Mereka menyarankan untuk membangun bandara penuh kaca, sehingga tampak modern. Namun, saat bertemu dengan pengusaha senior papan atas, dia malah disarankan untuk membangun bandara yang berkarakter lokal, hijau, dan tidak mewah dengan kayu-kayu bekas.
“Saya sempat berpikir keras dengan dua pilihan itu. Pertimbangan kuat saya, pengusaha-pengusaha senior itu sudah pengalaman keliling dunia. Mereka bilang sudah banyak bandara dengan desain banyak kaca. Akhirnya kami pilih desain sederhana tapi pesannya kuat dengan arsitektur yang unik dan hijau agar tidak kalah bersaing dengan bandara modern,” ungkap Anas.

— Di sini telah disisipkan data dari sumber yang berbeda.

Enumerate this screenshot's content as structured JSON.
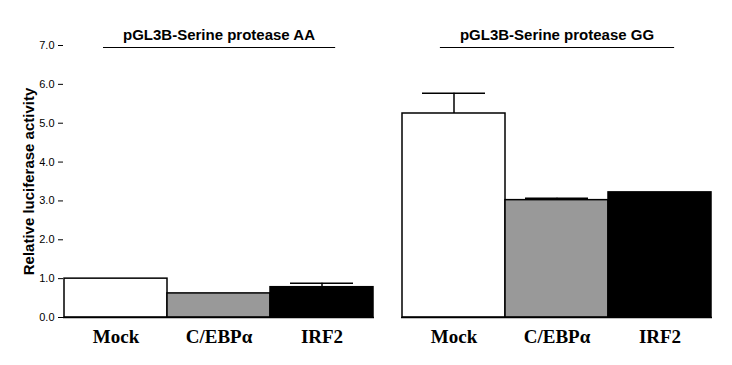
{
  "chart_data": {
    "type": "bar",
    "y_label": "Relative luciferase activity",
    "categories": [
      "Mock",
      "C/EBPα",
      "IRF2"
    ],
    "colors": [
      "#ffffff",
      "#999999",
      "#000000"
    ],
    "series": [
      {
        "name": "pGL3B-Serine protease AA",
        "values": [
          1.0,
          0.62,
          0.78
        ],
        "errors": [
          null,
          null,
          0.1
        ]
      },
      {
        "name": "pGL3B-Serine protease GG",
        "values": [
          5.25,
          3.02,
          3.22
        ],
        "errors": [
          0.52,
          0.05,
          null
        ]
      }
    ],
    "ylim": [
      0,
      7
    ],
    "yticks": [
      0,
      1,
      2,
      3,
      4,
      5,
      6,
      7
    ],
    "grid": false
  }
}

Bandara dengan terminal berkapasitas 250.000 penumpang per tahun ini, diharapkan menjadi ikon baru yang mendukung pariwisata. Selain tampil dengan arsitektur penuh estetika, terminal ini mengedepankan penghematan energi dengan pendekatan konsep rumah tropis yang mengutamakan penghawaan udara alami alias tanpa air conditioner/AC, namun tetap sejuk dengan penanaman berbagai jenis tanaman dan konservasi air.
Menteri Pariwisata Arief Yahya mengapresiasi kinerja Banyuwangi dalam mengembangkan bandara. Pemkab Banyuwangi dinilai kreatif. Bandara dikembangkan bukan semata-mata sebagai sarana aksesibilitas, tapi juga estetika pendongkrak atraksi wisata.
“Bandara Banyuwangi itu bisa menjadikan ikon wisata, bukan semata-mata infrastruktur transportasi. Ini memberikan harapan baru bagi pariwisata Indonesia yang oleh Presiden Joko Widodo sudah ditetapkan sebagai core ecokomy bangsa,” ujar Menpar Arief Yahya yang juga kelahiran Banyuwangi ini.
Menpar Arief Yahya menjelaskan, di tengah fokus pemerintah pusat yang sedang gencar mengembangkan pariwisata melalui air connectivity, munculnya inisiasi green airport ini sangat menunjang perkembangan wisata di Indonesia. Banyuwangi sudah membuktikan sebagai daerah yang sukses mentransformasi dari agriculture ke tourism.
Jika daerah ingin sukses men-switch haluan pembangunan daerahnya ke sektor pariwisata, kuncinya CEO Commitment. Bupati Banyuwangi Azwar Anas sudah membuktikan itu. “Silakan belajar sendiri, bagaimana Banyuwangi membangun kreasi menjadikan kawasan wisata? Silakan ke Banyuwangi,” papar Arief Yahya.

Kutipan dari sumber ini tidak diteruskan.